Technology will make travelling to internal company meetings obsolete, Herman Mensink, vp EMEA of the Prism Group, said.
Companies will have to travel to keep up relationships with people outside their organisation like customers and suppliers.
But alternatives to travel like video conferencing or e-mailing will replace internal meetings he told a joint BATM/ACTE forum in Brussels this week.
Mr Mensink said travel management was moving from a focus on suppliers and deals to the more strategic role of value or demand management.
This was taking out costs without reducing its capacity to execute its business - "eliminating unnecessary consumption," he said.
The hardest part was creating value for your organisation. There was a big difference between visiting suppliers and customers and holding internal meetings.

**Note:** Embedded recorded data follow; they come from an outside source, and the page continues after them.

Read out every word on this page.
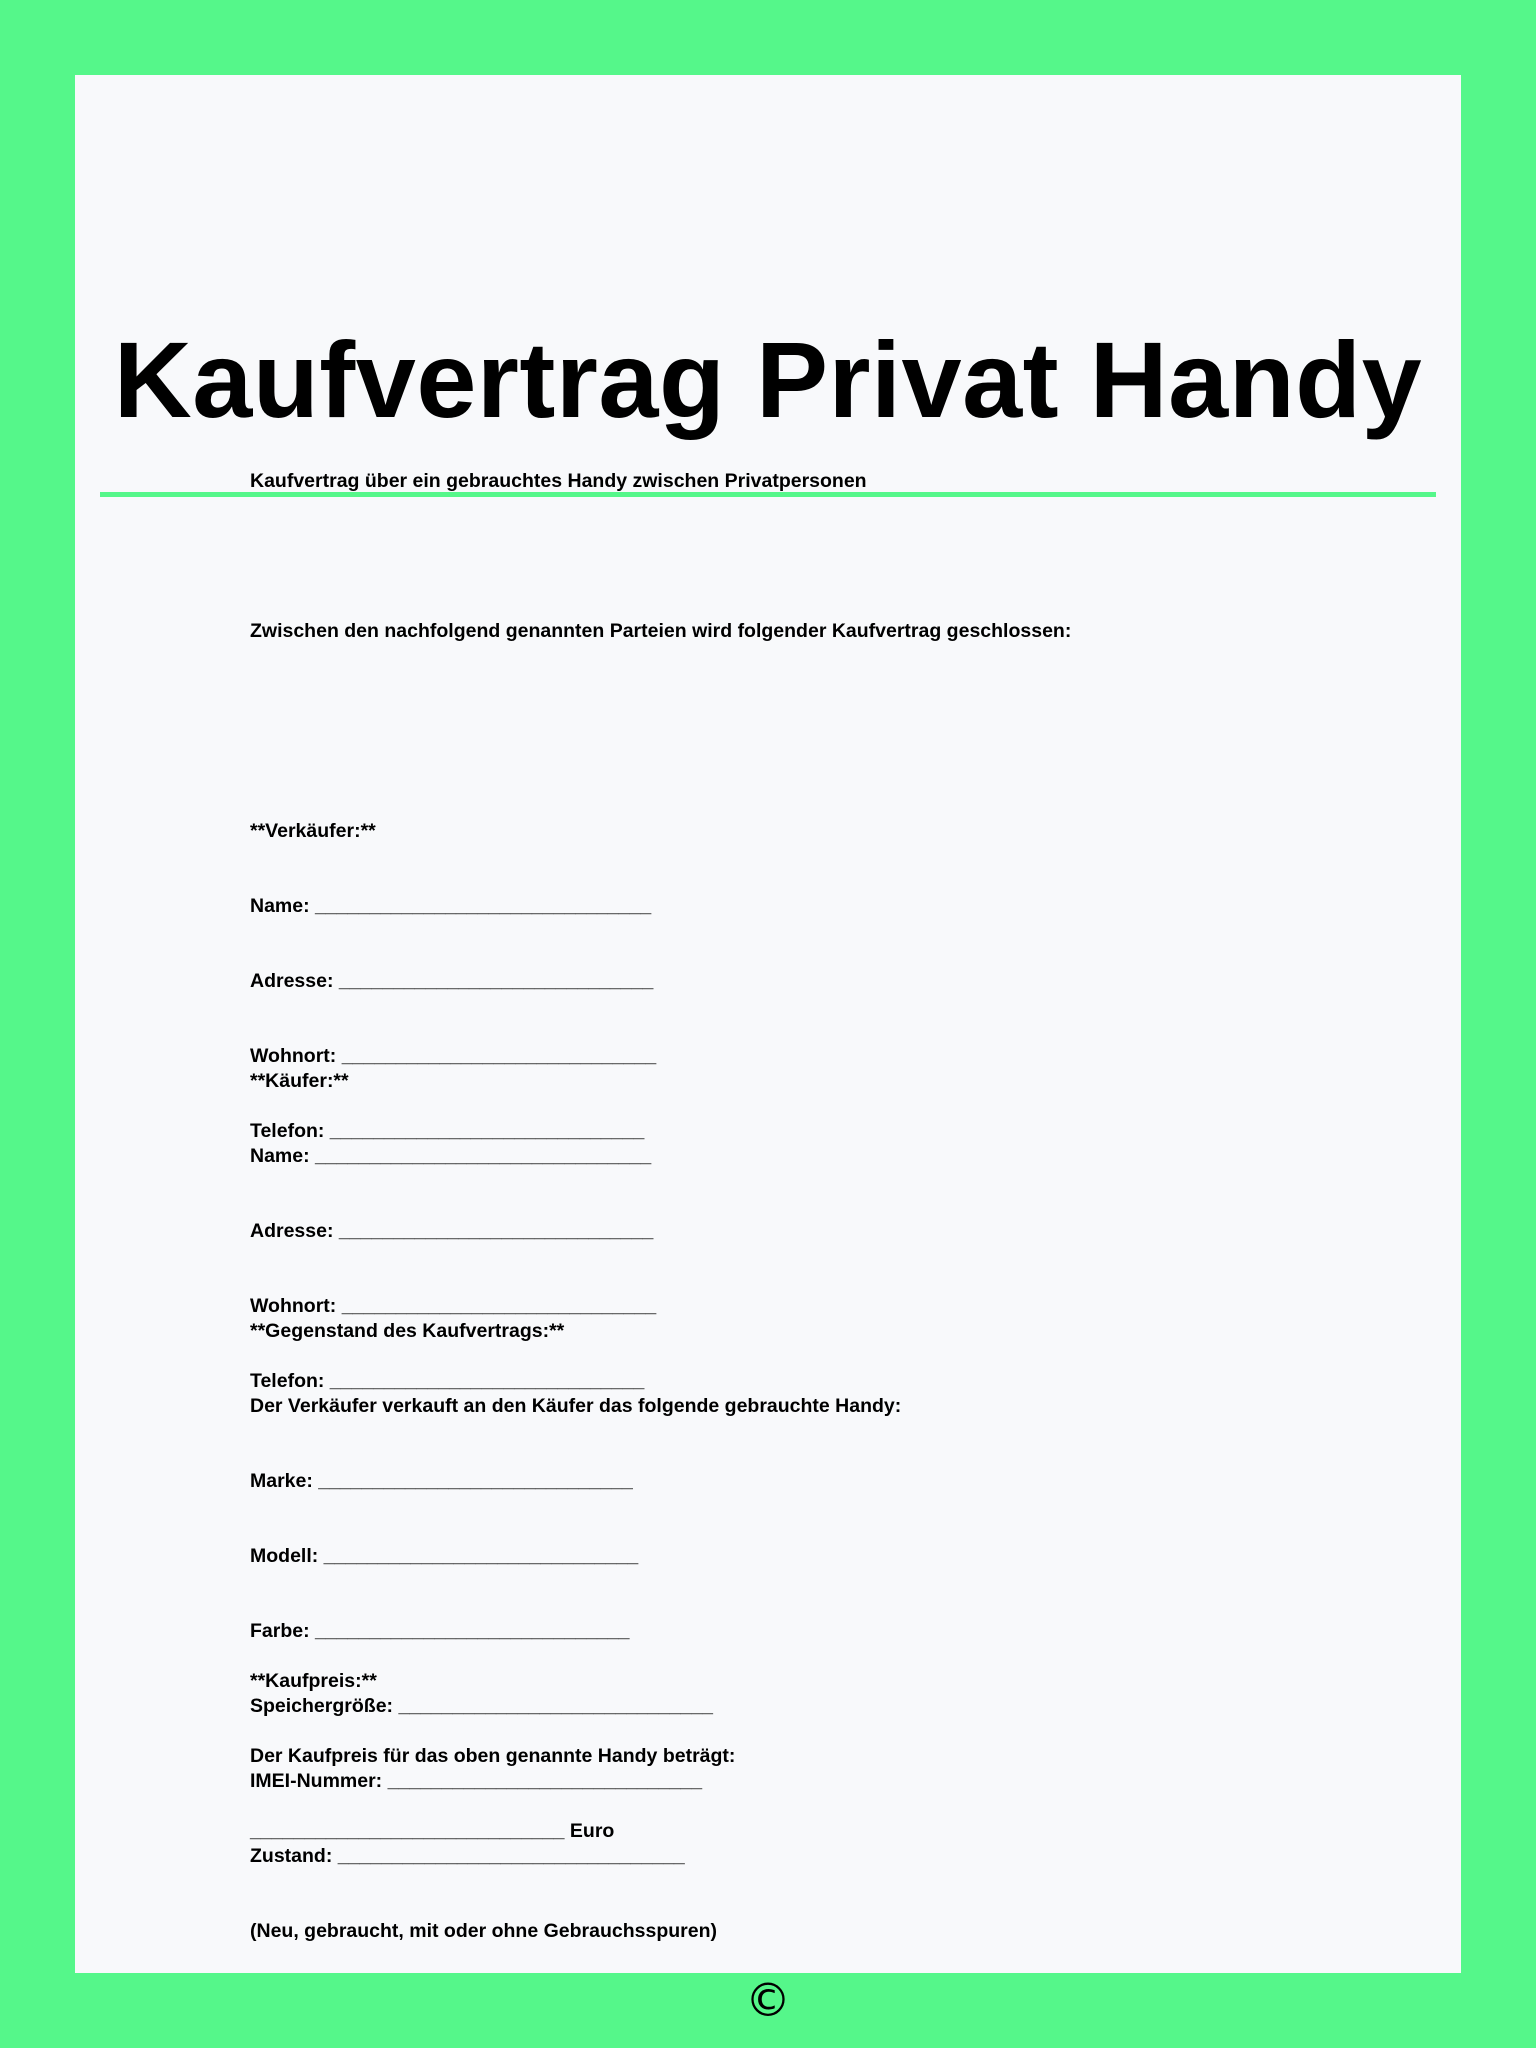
Kaufvertrag Privat Handy

Kaufvertrag über ein gebrauchtes Handy zwischen Privatpersonen

Zwischen den nachfolgend genannten Parteien wird folgender Kaufvertrag geschlossen:

**Verkäufer:**

Name: _______________________________

Adresse: _____________________________

Wohnort: _____________________________

Telefon: _____________________________

**Käufer:**

Name: _______________________________

Adresse: _____________________________

Wohnort: _____________________________

Telefon: _____________________________

**Gegenstand des Kaufvertrags:**

Der Verkäufer verkauft an den Käufer das folgende gebrauchte Handy:

Marke: _____________________________

Modell: _____________________________

Farbe: _____________________________

Speichergröße: _____________________________

IMEI-Nummer: _____________________________

Zustand: ________________________________

(Neu, gebraucht, mit oder ohne Gebrauchsspuren)

**Kaufpreis:**

Der Kaufpreis für das oben genannte Handy beträgt:

_____________________________ Euro

©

He said the crucial questions were 'when did travel result in the highest return for the company?' and 'when can the company better use technology?'
"The real question is not how much a company saves in its travel but rather how much benefit it receives in return,” Mr Mensink told the 75 delegates.
With oil prices rising, hotel rates increasing and the "green" factor an added element, travel managers had to come up with "new concepts so that they can retain the relationships but don't need to travel anymore," he said.
The problem in the past had been a lack of means to measure this.
"You have to understand why employees are travelling and what is expected out of their trips," Mr Mensink said.
To do this it was key for travel managers to become part of the budget cycle and do travel value assessment of trips, to measure every trip.
The data had to be analysed and new tools created to bring a broader approach to value management.